๑۩۞۩๑ Kitap Dünyası - İlim Dünyası Kütüphanesi ๑۩۞۩๑ => Denemeler => Konuyu başlatan: ღAşkullahღ üzerinde 24 Eylül 2010, 16:12:45



Konu Başlığı: Karanlık güneşe dayanamaz
Gönderen: ღAşkullahღ üzerinde 24 Eylül 2010, 16:12:45
karanlık, güneşe dayanamaz


Nerede olduğunuz, kiminle yan yana durduğunuz, kendinizi nereye uygun gördüğünüz çok önemli! Nerede olmadığınızı, kiminle yan yana durmadığınızı, kendinizi nereye uygun görmediğinizi belirleyen kararlarınız da bunlardır çünkü.

Farkınızı ortaya koyarak kendinizi korumanız, sakınmanız gereken konumlar vardır. Bunu yapamıyorsanız farkınızın farkında olunmasını nasıl bekleyeceksiniz?

Kötülüğün fotoğrafında bulunuyorsanız, kötülüğün izinin size de bulaşmasına engel olamazsınız. O fotoğrafın içinde bulunmaktan rahatsız değilseniz, kötülüğün sizi de tanımlamasına ses çıkarma hakkınız kalmaz. Kötülüğün fotoğrafında olmakta ısrar ediyorsanız, iyiliğe ihanet içindesiniz!

“İyilik” ve “kötülük”, bugün artık her şeyin vurulması gereken bir ölçü, bir terazidir. Gerçeği başka kavramlarla tartarak kavrayabileceğimiz bir zamanda değiliz. Her şey ya iyilik ya kötülük dairesinin içinde artık. Bu sebeple ki, ayağınızı bastığınız zeminin, zihninizi oyaladığınız mantığın ayırdında olmalısınız. Hakkaniyet duygunuz yoksa, gerçeğiniz de yok demektir. O zaman nerede duracağınızı, ayağınızı nereye basacağınızı, nerede, kiminle yan yana duracağınızı da bilemezsiniz. Aslında kim olduğunuz, ne olduğunuz hakkında da sahih bir kanaat oluşturamazsınız. Bundan büyük cehalet yoktur.

Dünyada olan biteni, ayrıntılardan bütüne varmak suretiyle anlama gayreti içindeyiz. Gerçeğin berrak olduğu zamanlar için doğrusu budur. Ama bugün ayrıntılar gerçeği örtmek, gerçeğe giden yolu uzatmak için sinsice kurgulanıyor. Geri çekilip bakmak, gördüğünüz her şeyin en yalın haliyle iyiliğe mi, kötülüğe mi benzediğini düşünmek gerekiyor. Hiç yorumlamadan, en çıplak halleriyle... Yorumlamaya başladığınızda, kara kurgunun kancalarından biri mutlaka damağınıza geçiyor ve oltanın ucunda debelenip duran bir ava dönüşüyorsunuz çaresizce.

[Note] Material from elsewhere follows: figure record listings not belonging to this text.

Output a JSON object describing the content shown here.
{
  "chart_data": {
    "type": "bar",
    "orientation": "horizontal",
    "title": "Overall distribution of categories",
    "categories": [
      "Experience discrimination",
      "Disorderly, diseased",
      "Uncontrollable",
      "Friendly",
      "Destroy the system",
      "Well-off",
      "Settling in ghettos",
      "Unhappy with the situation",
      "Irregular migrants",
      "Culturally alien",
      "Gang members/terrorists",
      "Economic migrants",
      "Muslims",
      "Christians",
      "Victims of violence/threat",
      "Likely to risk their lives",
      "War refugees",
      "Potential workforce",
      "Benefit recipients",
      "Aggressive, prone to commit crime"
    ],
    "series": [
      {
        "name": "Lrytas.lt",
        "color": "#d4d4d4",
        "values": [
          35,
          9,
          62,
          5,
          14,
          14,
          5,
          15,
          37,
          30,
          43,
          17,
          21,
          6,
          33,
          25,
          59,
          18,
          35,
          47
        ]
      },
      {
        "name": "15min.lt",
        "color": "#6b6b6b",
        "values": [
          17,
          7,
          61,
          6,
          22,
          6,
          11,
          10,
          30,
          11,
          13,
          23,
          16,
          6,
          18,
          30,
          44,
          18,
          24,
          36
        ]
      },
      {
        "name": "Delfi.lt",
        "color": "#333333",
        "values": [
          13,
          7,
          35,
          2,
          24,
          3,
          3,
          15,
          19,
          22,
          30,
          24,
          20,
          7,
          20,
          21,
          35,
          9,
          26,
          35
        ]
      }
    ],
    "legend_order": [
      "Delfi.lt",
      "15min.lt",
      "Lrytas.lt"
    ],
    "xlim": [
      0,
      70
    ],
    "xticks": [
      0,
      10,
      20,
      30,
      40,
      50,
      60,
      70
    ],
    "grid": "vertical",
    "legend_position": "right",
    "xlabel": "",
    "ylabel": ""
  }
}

Duyguları aşmak zor, ama mutlaka gerekli öte yandan. Duyduğunuz her kötü haberin sinenizde yaralar açmasına, her iyi haberin dünyayı tozpembeye boyamasına engel olmalısınız. Bunu yapamazsanız, siz de kara kurguya dahil olursunuz. Çünkü o kara kurgu, duygularını insanın zafiyet noktası, yumuşak karnı olarak görüyor. Kapınıza gelen haber iyi olsun ya da kötü olsun, onu yıllar boyunca tekamül ettirdiğiniz öz benliğinizle karşılayın. Sevinçlerinizin, öfkelerinizin, coşkularınızın, nefretlerinizin can evinizin iç odalarında kapalı kalmasından rahatsız olmayın, kapıyı aklıseliminizle açın.

İçinizin daraldığı, ruhunuzda yanardağlar biriktiği zamanlarda bile varlığınızı koyvermeyin. Tarihe bakarak, her şeyi önüne alıp sürükleyen, her yeniyi eskiten, her zalimi zulmüyle anıtlaştıran zamana bakarak ferahlayın.

Kötülüğün saatleri daima sayılıdır, geleceği yoktur. İyiliğiyse hiçbir zincir uzun zaman tutsak edemez. Karanlık, güneşe dayanamaz. Bir kere güneşi gören için mutlak karanlık yoktur. Aydınlığı etrafınızda bulamazsanız içinizde mutlaka bulursunuz. Gözünüz sizi aydınlatmazsa eğer, özünüz mutlaka aydınlatır.

Yeter ki kim olduğunuzu, nerede, kiminle beraber durduğunuzu iyi bilin. Kötülüğü kendinize bulaştırmayın. Hiç korkmayın, adaletin son tercihi daima iyiliktir.